Take a look at a few of their recent papers, such as one on the ethics of genetic testing and public policy and one on the history and ethical issues surrounding newborn screening, covered here. Others that are especially relevant to today’s considerations of healthcare reform included an unsettling discussion on medical care and the common good which examined problems in the American healthcare system, of healthcare access and the uninsured, healthcare costs, quality of healthcare, and whether healthcare should be a commodity or a right; and another on the ethical questions in reforming medical care. Reading them will leave you feeling mad to inspired. We won’t agree with each viewpoint, nor should any of us. But most importantly, they force us to think about all sides of an issue, take a hard look and think through the consequences of decisions, and consider things we would never have thought about before.

Stakeholders don’t want us to think.
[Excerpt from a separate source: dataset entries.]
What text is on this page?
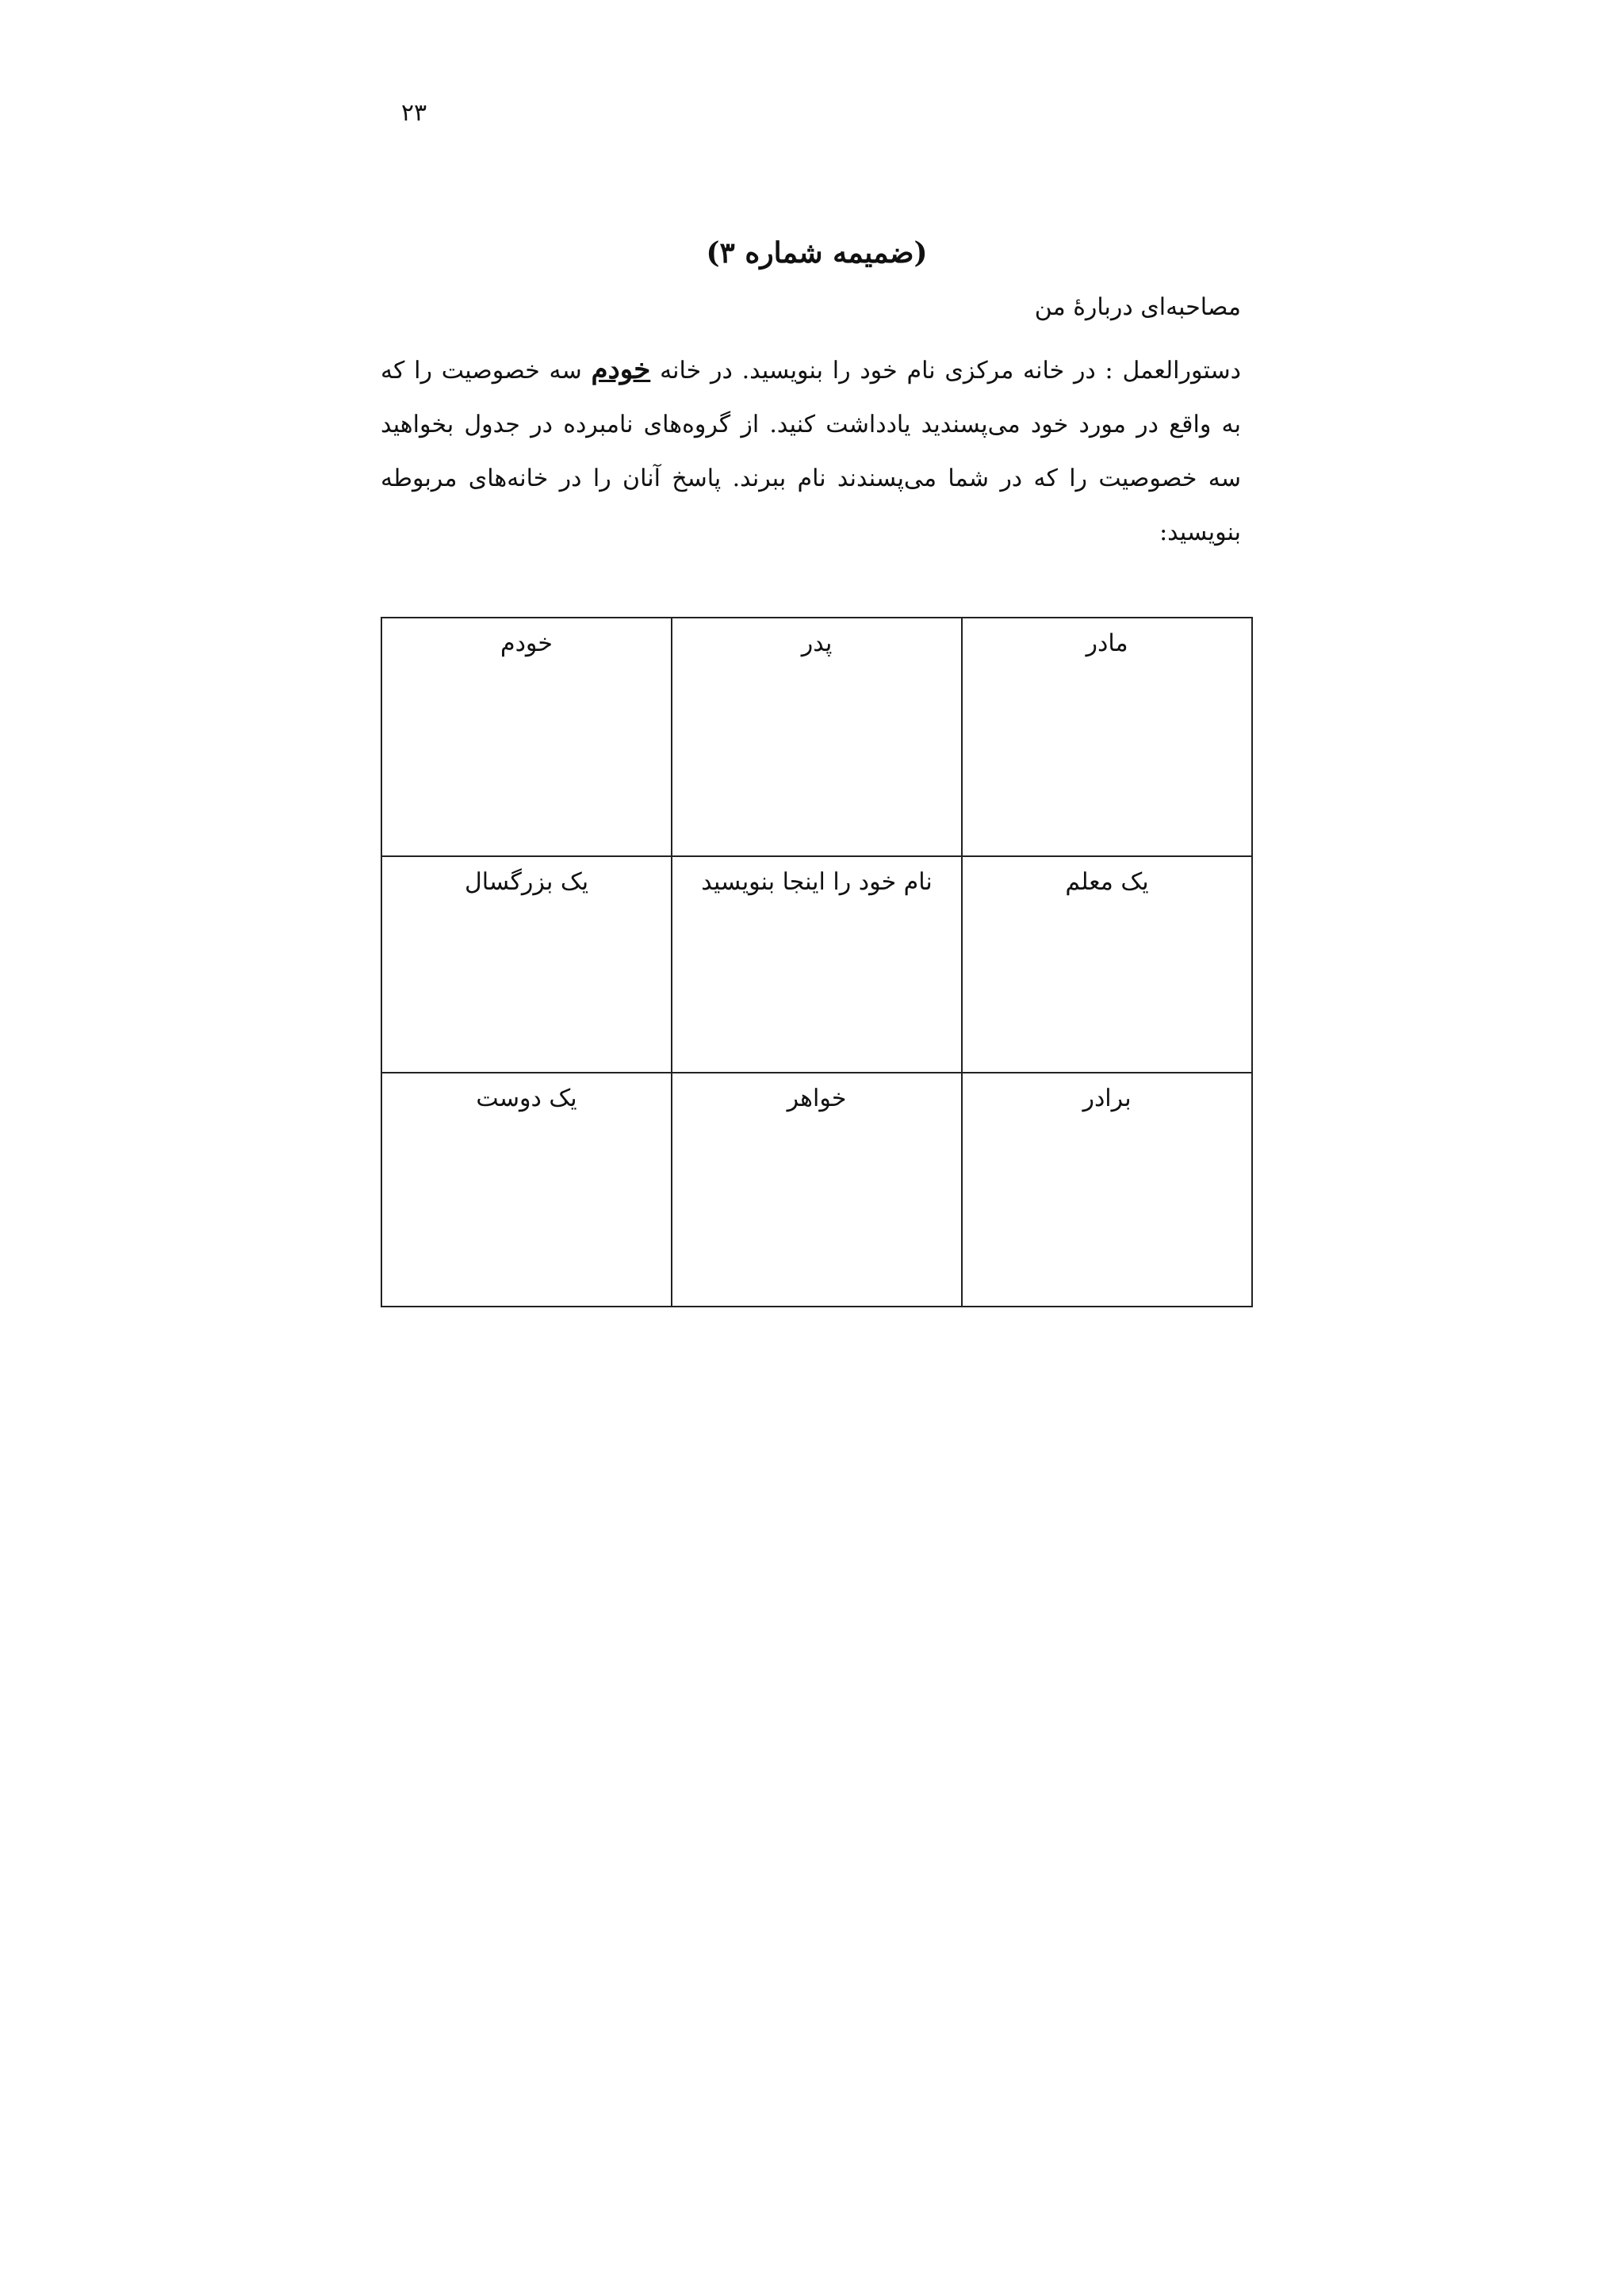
۲۳
(ضمیمه شماره ۳)
مصاحبه‌ای دربارهٔ من
دستورالعمل : در خانه مرکزی نام خود را بنویسید. در خانه خودم سه خصوصیت را که به واقع در مورد خود می‌پسندید یادداشت کنید. از گروه‌های نامبرده در جدول بخواهید سه خصوصیت را که در شما می‌پسندند نام ببرند. پاسخ آنان را در خانه‌های مربوطه بنویسید:
مادر	پدر	خودم
یک معلم	نام خود را اینجا بنویسید	یک بزرگسال
برادر	خواهر	یک دوست
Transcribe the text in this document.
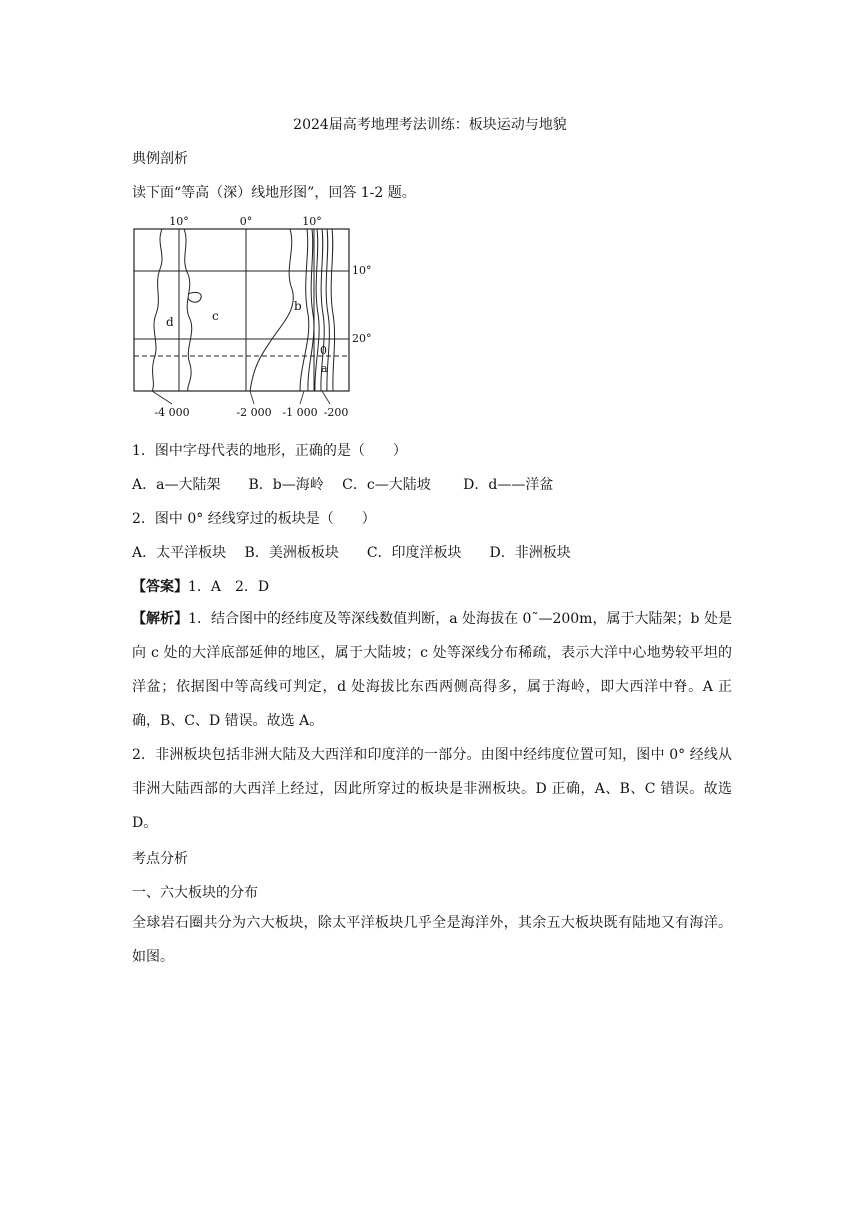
2024届高考地理考法训练：板块运动与地貌
典例剖析
读下面“等高（深）线地形图”，回答 1-2 题。
10°	0°	10°
10°
20°
d	c
b
0
a
-4 000	-2 000 -1 000 -200
1．图中字母代表的地形，正确的是（　　）
A．a—大陆架　　B．b—海岭　 C．c—大陆坡　　 D．d——洋盆
2．图中 0° 经线穿过的板块是（　　）
A．太平洋板块　 B．美洲板板块　　C．印度洋板块　　D．非洲板块
【答案】1．A　2．D
【解析】1．结合图中的经纬度及等深线数值判断，a 处海拔在 0˜—200m，属于大陆架；b 处是向 c 处的大洋底部延伸的地区，属于大陆坡；c 处等深线分布稀疏，表示大洋中心地势较平坦的洋盆；依据图中等高线可判定，d 处海拔比东西两侧高得多，属于海岭，即大西洋中脊。A 正确，B、C、D 错误。故选 A。
2．非洲板块包括非洲大陆及大西洋和印度洋的一部分。由图中经纬度位置可知，图中 0° 经线从非洲大陆西部的大西洋上经过，因此所穿过的板块是非洲板块。D 正确，A、B、C 错误。故选 D。
考点分析
一、六大板块的分布
全球岩石圈共分为六大板块，除太平洋板块几乎全是海洋外，其余五大板块既有陆地又有海洋。如图。
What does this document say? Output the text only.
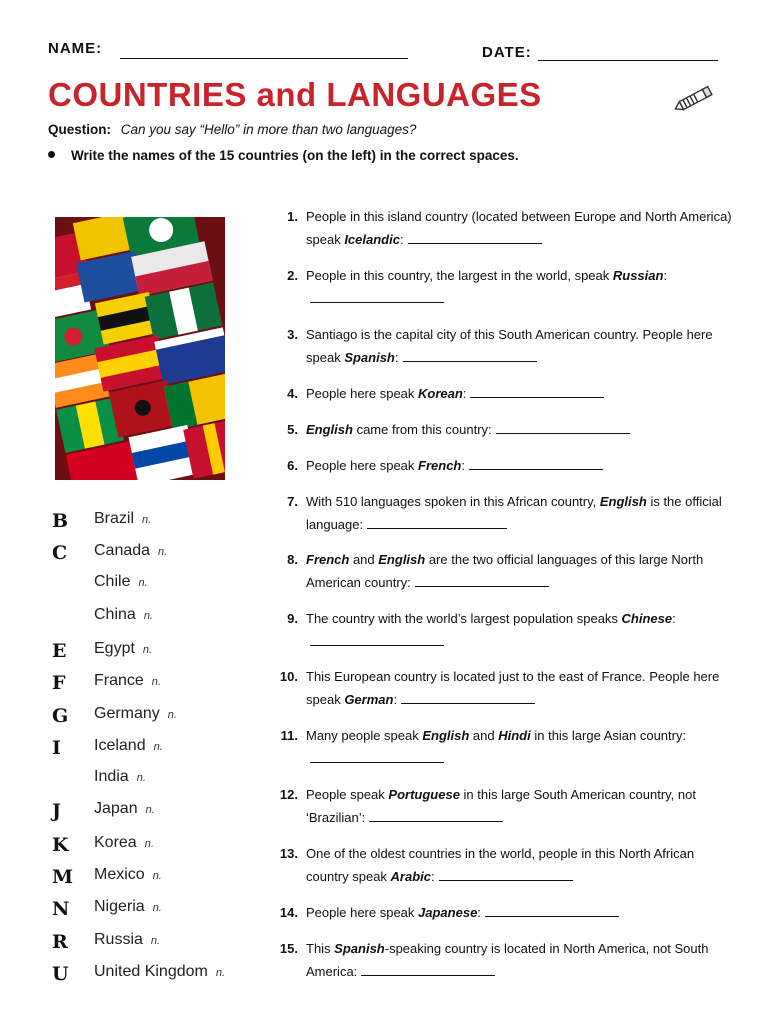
NAME:	DATE:
COUNTRIES and LANGUAGES
Question: Can you say “Hello” in more than two languages?
Write the names of the 15 countries (on the left) in the correct spaces.
B	Brazil n.
C	Canada n.
Chile n.
China n.
E	Egypt n.
F	France n.
G	Germany n.
I	Iceland n.
India n.
J	Japan n.
K	Korea n.
M Mexico n.
N Nigeria n.
R	Russia n.
U	United Kingdom n.
1. People in this island country (located between Europe and North America) speak Icelandic:
2. People in this country, the largest in the world, speak Russian:
3. Santiago is the capital city of this South American country. People here speak Spanish:
4. People here speak Korean:
5. English came from this country:
6. People here speak French:
7. With 510 languages spoken in this African country, English is the official language:
8. French and English are the two official languages of this large North American country:
9. The country with the world’s largest population speaks Chinese:
10. This European country is located just to the east of France. People here speak German:
11. Many people speak English and Hindi in this large Asian country:
12. People speak Portuguese in this large South American country, not ‘Brazilian’:
13. One of the oldest countries in the world, people in this North African country speak Arabic:
14. People here speak Japanese:
15. This Spanish-speaking country is located in North America, not South America:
Encouraging society, the public and medical professionals to educate themselves, understand history and think about things that might feel uncomfortable, before we act to do things that will change the future for each one of us and for our children, is a threat to ideologies and agendas.

Last month, with one day’s notice and shortly before they were to issue a number of new papers, the President’s Council on Bioethics was told by the White House that their services were no longer needed. Instead, the White House press officer said the President plans to appoint a new bioethics commission “with a new mandate that offers practical policy options.” Robin Alta Charo, JD, a law professor and member of Obama’s transition team, was quoted saying that a new commission should focus on helping the government form ethically defensible policy.

Just as sound science doesn’t change with the political wind, ethics doesn’t either. Medical ethics doesn’t work backwards or reinvent itself to create an argument in support of a governmental agenda. We are entering a new ethics, as Dr. Pellegrino warned.